Far North Mayor Wayne Brown says the Government needs to lift its game "big time" if it wants a slice of one of the world's biggest industries.
Mr Brown has just returned from the world's largest mining conference, where he said New Zealand was completely outgunned by Greenland, Mali and Afghanistan - let alone big mining nations like Australia, Canada and the US.
The five-day Prospectors and Developers Association of Canada conference in Toronto drew more than 30,000 delegates and 1200 exhibitors, yet New Zealand's stand was tiny.
Three "relatively junior" staff from NZ Petroleum and Minerals attended along with two geologists from GNS Science, one of whom gave lectures on New Zealand and Northland. Mr Brown said he was the only Northlander present and Glass Earth the only Kiwi company. NZ Trade and Enterprise did not attend, nor did new Energy and Resources Minister Simon Bridges.
"If our government wishes to be serious about mining, it will need to lift its game big time," he said.
Mr Brown wrote in a report on the conference that New Zealand had some advantages, such as stable government and appealing lifestyle, but was simply not on the global investment radar.
New Zealand could take lessons from Canada,where earth sciences were part of the school curriculum. It was worth noting that mining was the biggest employer of Canadian First Nations people, who made up 40 per cent of the mining workforce and were moving up through the industry via training and partnership.
New Zealand should send a minister to future conferences along with leaders from Northland, Taranaki and Westland and staff from the new Ministry of Business, Innovation and Employment.

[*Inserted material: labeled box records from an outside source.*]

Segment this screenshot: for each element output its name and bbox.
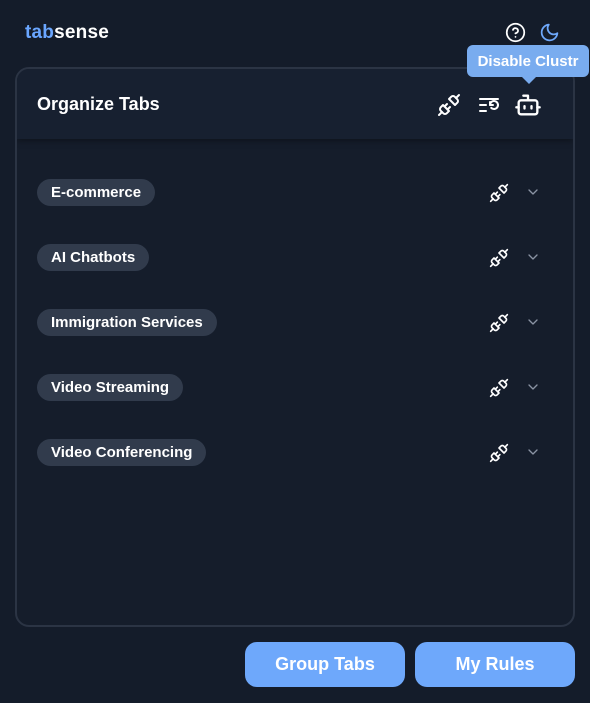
plug-icon[interactable] bbox=[487, 311, 511, 335]
panel-title: Organize Tabs bbox=[37, 94, 160, 114]
moon-icon[interactable] bbox=[538, 21, 560, 43]
group-row[interactable]: Video Conferencing bbox=[17, 433, 573, 473]
app-logo: tabsense bbox=[25, 22, 109, 44]
group-chip[interactable]: AI Chatbots bbox=[37, 244, 150, 271]
bot-icon[interactable] bbox=[514, 91, 542, 119]
group-chip[interactable]: E-commerce bbox=[37, 179, 156, 206]
logo-accent: tab bbox=[25, 22, 55, 43]
chevron-down-icon[interactable] bbox=[524, 443, 542, 461]
plug-icon[interactable] bbox=[487, 376, 511, 400]
group-row[interactable]: Video Streaming bbox=[17, 368, 573, 408]
group-chip[interactable]: Video Conferencing bbox=[37, 439, 207, 466]
chevron-down-icon[interactable] bbox=[524, 248, 542, 266]
plug-icon[interactable] bbox=[435, 91, 463, 119]
chevron-down-icon[interactable] bbox=[524, 183, 542, 201]
group-row[interactable]: E-commerce bbox=[17, 173, 573, 213]
chevron-down-icon[interactable] bbox=[524, 313, 542, 331]
list-restore-icon[interactable] bbox=[475, 91, 503, 119]
group-chip[interactable]: Video Streaming bbox=[37, 374, 184, 401]
organize-tabs-panel: Organize Tabs E-commerce AI Chatbots Imm… bbox=[15, 67, 575, 627]
plug-icon[interactable] bbox=[487, 246, 511, 270]
help-circle-icon[interactable] bbox=[504, 21, 526, 43]
group-row[interactable]: AI Chatbots bbox=[17, 238, 573, 278]
plug-icon[interactable] bbox=[487, 441, 511, 465]
my-rules-button[interactable]: My Rules bbox=[415, 642, 575, 687]
disable-clustr-tooltip: Disable Clustr bbox=[467, 45, 589, 84]
logo-rest: sense bbox=[54, 22, 109, 43]
group-tabs-button[interactable]: Group Tabs bbox=[245, 642, 405, 687]
group-row[interactable]: Immigration Services bbox=[17, 303, 573, 343]
chevron-down-icon[interactable] bbox=[524, 378, 542, 396]
panel-header: Organize Tabs bbox=[17, 69, 573, 139]
plug-icon[interactable] bbox=[487, 181, 511, 205]
group-chip[interactable]: Immigration Services bbox=[37, 309, 217, 336]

The Government also needed to commit real support to deal with protesters. The withdrawal of Brazilian multinational Petrobras from oil exploration off East Cape "sent a very bad message", he said.
"The public at large, especially urban dwellers, need to be informed of mining's place in modern society. Most city folk get their mining info from Lucy Lawless rather than whoever is the minister."
In January councillors turned down Mr Brown's request to contribute $3000 towards the $9000 cost of the trip. The mayor had proposed splitting the cost between the council, the Northland Economic Advisory Group and himself, but councillors were concerned about a conflict of interest because Mr Brown had recently taken a 5 per cent stake in a new minerals company.